By Cathy Best, Columnist
It’s all over but the bragging. The 2014 sturgeon-spearing season, on Lake Winnebago, was set to run from February 8 – 24; it came to an abrupt halt on February 13. Anglers, spearers in this case, depleted the lake of its 2014 DNR pre-set harvest cap 11 days short of season’s end.
To understand the scope of these facts one must have a sense of what sturgeon spearing season is all about. It’s ice fishing and it’s a big darn deal. Imagine this: One February morning, several years ago, I’m tuned in to the local Fond du Lac, WI radio station when a female listener calls in hoping to win a prize.
The DJ asks if she’s at work and she shares that no, she’s on vacation that week. Here’s the kicker: she’s out on the frozen lake in her ice fishing shanty staring into the refrigerator size hole, she cut in 24 inch thick ice with a chainsaw, waiting for a sturgeon to glide by so she can spear it. She volunteered she had dropped the children at school and driven her car across the ice to the shanty.

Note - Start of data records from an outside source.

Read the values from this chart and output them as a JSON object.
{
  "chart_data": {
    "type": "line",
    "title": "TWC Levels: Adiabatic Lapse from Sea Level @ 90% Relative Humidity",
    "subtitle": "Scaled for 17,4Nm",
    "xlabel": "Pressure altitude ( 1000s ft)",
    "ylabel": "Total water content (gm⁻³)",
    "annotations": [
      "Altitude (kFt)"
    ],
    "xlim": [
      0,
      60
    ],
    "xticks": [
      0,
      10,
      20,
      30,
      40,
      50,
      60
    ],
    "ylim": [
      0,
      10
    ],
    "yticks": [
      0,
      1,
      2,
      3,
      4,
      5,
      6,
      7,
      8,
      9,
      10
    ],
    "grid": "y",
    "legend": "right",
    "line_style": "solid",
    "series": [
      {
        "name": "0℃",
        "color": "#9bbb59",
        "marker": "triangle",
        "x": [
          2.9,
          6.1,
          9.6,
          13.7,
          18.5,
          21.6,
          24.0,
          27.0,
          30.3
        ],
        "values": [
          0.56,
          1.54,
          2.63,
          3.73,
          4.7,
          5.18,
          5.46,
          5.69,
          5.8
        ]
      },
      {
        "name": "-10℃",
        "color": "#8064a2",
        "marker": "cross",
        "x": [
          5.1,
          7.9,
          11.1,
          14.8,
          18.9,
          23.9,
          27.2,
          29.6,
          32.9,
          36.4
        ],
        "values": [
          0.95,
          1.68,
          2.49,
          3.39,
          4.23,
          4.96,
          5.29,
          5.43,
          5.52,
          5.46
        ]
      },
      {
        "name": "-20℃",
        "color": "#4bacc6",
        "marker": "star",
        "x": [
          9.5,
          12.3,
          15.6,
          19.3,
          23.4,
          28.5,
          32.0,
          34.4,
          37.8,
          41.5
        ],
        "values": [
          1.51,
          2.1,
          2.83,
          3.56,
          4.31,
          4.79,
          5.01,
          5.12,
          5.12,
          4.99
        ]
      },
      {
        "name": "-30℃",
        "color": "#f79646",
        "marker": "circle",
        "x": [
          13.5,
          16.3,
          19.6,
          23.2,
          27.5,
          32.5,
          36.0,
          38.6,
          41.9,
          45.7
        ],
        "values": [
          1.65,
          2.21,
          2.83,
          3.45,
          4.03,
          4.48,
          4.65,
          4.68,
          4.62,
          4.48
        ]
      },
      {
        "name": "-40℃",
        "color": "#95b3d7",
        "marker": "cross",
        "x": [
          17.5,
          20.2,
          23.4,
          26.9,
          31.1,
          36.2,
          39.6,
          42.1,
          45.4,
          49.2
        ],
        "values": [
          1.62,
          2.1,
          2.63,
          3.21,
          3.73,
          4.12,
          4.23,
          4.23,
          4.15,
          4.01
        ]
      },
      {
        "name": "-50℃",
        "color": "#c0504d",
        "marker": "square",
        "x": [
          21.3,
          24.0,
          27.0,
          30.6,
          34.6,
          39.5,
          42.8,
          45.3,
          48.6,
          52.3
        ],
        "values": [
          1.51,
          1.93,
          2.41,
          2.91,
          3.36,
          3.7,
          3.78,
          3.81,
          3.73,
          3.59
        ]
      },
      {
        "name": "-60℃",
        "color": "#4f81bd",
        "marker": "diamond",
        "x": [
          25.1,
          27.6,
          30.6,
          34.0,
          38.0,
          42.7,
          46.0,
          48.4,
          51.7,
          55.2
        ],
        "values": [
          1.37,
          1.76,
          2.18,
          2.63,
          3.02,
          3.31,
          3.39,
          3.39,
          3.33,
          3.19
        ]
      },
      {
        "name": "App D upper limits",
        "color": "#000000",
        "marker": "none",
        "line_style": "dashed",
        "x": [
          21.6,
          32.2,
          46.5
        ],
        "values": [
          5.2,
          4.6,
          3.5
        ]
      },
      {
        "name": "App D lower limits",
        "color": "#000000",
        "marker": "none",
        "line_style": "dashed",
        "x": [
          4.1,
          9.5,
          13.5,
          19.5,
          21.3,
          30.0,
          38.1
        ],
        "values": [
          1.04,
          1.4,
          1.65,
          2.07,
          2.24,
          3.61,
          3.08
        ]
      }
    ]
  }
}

The ice mom planned to be there until 1p.m. when, by law, spearing must cease until 7a.m. the following day. The friendly caller chatted with the DJ’s for a while and we learned she had all the necessities needed for a morning on the lake: a cooler with snacks and drinks, portable heater, radio, cell phone, and spear. Here’s the thing: it’s not like she’s out there all by her lonesome.
Allan Kraemer would have been out there with her. After 42-years of sitting in his shanty gazing into the ice hole and never even spotting a sturgeon, he not only spotted one this year, he finally speared one. I know your thinking why would you stand vigil for 42-years?
Let me clarify- there’s beer in the cooler, brats on the grill, and buddies to hang out with. Enough said. No, ice mom and Mr. Kraemer are not alone. A small city erupts on the frozen lake as soon as the ice reaches a safe enough depth to drive your vehicle, towing your shanty on a sled, out there.
When I say small city I’m talking 4,000 shanties and up to 10,000 cars and trucks. Each shanty will house anywhere from two to six fisherman, fisherwomen, grandpas, grandmas, and children.
It’s a family affair. The shanties range in size from about 4’x8’ to 6’x12’ or larger depending on your ability to drag it behind a vehicle. [Many cities along the east and west shores plow roads on the icy surface; expansion cracks on the ice are bridged.] Yikes.
The 2014 season recorded a 161-pound, 77-inch sturgeon, as the biggest fish of the year. All in all, there were 99 fish exceeding 100 pounds speared this season. The largest sturgeon caught, on record, was eight-feet long and weighed in at 310 pounds.
Wrestling that thing out of a hole in the ice would be like trying to pull a Packer offensive lineman out of quicksand. Seriously, your standing flat-footed on ice, in a hut, with a refrigerator size hole open to freezing water, holding a homemade spear, which you somehow happen to rear back and spear as a 100- pound fish glides under you.
And lets not forget that beer is most likely involved; it’s Wisconsin after all where, per capita, more beer is consumed annually than any other state. All this is taking place before 1p.m. in the afternoon when sturgeon spearing is halted until 7a.m. the next morning when spears are wielded and tops are popped once again. All true. It’s February in Wisconsin.